Heydar Aliyev State Security Service Academy
- Type: Military academy
- Established: 1 December 1998
- Parent institution: State Security Service of Azerbaijan
- Location: Baku, Azerbaijan

= State Security Service Academy =

Azerbaijani military academy

The Heydar Aliyev State Security Service Academy of Azerbaijan (Azerbaijani: Dövlət Təhlükəsizliyi Xidmətinin Heydər Əliyev adına Akademiyası) is a higher military educational institution that provides professional training of personnel of the State Security Service and the Foreign Intelligence Service, training of highly qualified specialists, as well as border controllers and border guard officers for the State Border Service.

== History ==
The Academy was established by decree of the President of Azerbaijan Heydar Aliyev on December 1, 1998.

The Academy was named after Heydar Aliyev by decree of the President of Azerbaijan Ilham Aliyev dated December 20, 2005. It used to operate under the Ministry of National Security of Azerbaijan, and since December 2015, it has been operating under the State Security Service.

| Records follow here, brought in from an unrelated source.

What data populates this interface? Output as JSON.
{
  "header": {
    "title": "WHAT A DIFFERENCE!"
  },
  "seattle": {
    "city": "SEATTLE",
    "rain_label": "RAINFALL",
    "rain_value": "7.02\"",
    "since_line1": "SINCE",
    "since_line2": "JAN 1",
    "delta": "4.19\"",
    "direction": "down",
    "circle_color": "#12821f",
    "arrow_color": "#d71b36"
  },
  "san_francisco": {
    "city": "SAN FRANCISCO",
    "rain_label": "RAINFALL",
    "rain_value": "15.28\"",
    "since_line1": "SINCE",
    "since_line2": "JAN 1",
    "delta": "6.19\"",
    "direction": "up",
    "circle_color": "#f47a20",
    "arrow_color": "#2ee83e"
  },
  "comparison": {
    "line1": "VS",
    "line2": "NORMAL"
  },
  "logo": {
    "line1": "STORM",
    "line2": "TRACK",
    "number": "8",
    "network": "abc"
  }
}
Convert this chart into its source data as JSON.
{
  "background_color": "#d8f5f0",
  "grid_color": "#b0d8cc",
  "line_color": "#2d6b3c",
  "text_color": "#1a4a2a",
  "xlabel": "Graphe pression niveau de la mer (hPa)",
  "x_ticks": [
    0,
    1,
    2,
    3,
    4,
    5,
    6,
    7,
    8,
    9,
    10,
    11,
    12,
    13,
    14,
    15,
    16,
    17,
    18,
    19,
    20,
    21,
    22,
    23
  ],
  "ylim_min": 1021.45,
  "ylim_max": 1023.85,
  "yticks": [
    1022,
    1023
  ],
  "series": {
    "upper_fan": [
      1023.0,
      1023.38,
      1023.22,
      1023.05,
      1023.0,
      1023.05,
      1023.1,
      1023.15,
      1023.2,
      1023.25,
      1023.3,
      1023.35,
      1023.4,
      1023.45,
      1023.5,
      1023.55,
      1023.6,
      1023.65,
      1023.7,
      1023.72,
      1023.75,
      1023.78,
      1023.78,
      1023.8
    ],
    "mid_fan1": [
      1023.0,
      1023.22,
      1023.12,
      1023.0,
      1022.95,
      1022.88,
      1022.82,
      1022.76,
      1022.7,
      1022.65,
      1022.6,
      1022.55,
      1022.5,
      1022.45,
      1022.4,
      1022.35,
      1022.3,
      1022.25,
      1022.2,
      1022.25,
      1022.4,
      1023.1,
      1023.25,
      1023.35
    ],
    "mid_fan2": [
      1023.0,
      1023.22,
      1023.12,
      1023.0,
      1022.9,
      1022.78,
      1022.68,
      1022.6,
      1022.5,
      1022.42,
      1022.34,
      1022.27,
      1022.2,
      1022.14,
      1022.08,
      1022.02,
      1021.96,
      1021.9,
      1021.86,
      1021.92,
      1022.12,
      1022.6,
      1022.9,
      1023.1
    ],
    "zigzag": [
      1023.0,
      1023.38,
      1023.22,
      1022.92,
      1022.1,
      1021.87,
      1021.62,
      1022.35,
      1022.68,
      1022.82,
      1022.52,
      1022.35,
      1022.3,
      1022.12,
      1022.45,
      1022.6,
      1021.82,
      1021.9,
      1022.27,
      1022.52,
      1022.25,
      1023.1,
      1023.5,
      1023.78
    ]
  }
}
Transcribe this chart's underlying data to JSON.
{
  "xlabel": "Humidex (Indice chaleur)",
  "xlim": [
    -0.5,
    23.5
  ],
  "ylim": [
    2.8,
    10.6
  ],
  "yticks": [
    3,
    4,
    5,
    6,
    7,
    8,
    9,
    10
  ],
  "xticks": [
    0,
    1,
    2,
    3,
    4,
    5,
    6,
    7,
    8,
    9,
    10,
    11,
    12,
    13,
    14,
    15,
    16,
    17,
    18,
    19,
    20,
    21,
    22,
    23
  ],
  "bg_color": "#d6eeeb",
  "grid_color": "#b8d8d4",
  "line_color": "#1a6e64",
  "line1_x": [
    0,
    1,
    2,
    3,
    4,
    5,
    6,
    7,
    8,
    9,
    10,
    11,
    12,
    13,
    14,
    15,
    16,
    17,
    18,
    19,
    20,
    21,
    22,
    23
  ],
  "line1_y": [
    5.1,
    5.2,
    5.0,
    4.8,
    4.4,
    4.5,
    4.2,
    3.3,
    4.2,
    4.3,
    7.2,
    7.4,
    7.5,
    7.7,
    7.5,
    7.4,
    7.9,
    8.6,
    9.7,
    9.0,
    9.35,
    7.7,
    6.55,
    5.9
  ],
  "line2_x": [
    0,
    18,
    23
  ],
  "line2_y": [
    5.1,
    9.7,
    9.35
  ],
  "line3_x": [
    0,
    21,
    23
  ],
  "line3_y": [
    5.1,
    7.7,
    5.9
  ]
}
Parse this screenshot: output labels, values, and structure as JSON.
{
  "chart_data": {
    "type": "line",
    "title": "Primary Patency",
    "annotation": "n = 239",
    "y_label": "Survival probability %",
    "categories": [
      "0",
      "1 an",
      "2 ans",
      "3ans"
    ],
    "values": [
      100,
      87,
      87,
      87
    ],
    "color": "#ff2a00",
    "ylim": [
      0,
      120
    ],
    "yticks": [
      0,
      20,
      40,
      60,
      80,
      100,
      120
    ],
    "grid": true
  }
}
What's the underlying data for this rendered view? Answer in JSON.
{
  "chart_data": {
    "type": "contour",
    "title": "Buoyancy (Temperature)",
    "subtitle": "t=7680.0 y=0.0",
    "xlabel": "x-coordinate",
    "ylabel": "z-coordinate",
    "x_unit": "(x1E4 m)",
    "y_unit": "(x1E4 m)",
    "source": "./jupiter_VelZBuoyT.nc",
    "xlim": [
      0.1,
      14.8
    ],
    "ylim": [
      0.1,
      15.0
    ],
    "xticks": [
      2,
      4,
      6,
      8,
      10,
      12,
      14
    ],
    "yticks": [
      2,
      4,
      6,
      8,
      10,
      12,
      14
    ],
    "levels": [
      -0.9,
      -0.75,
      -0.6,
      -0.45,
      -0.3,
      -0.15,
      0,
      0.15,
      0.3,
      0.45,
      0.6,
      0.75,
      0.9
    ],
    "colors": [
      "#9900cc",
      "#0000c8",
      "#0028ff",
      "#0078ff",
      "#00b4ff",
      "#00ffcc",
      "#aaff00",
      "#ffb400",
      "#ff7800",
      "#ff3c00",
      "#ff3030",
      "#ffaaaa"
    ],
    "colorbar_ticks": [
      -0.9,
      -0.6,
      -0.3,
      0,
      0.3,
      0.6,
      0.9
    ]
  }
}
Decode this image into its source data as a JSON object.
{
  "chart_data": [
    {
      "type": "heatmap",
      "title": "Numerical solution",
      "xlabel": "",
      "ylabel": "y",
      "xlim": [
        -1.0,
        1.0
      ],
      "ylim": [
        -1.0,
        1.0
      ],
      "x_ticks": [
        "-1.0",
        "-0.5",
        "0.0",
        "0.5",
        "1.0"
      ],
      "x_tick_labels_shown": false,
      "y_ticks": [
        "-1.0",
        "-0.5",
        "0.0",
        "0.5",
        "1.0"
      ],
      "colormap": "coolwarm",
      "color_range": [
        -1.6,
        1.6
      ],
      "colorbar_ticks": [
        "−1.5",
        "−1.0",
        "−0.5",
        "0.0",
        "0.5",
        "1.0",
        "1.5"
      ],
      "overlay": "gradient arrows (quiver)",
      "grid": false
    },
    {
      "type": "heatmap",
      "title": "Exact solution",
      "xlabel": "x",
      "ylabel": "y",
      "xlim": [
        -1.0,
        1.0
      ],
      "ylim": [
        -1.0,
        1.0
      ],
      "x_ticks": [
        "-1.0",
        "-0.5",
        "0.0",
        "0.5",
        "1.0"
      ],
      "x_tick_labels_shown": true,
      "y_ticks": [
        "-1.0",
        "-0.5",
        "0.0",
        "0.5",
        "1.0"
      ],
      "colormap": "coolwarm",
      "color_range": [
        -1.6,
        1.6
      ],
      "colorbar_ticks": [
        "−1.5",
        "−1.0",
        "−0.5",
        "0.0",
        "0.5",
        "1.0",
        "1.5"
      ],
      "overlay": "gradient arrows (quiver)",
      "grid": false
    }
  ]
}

The main goal of the institution is to train highly qualified personnel for national security agencies. Practical and theoretical management of the scientific and educational activities of the Academy is carried out by the Scientific Council.

== Faculties ==

- Faculty of Border Troops
- Faculty of Training of Operational Workers
- Faculty of Retraining and Advanced Training.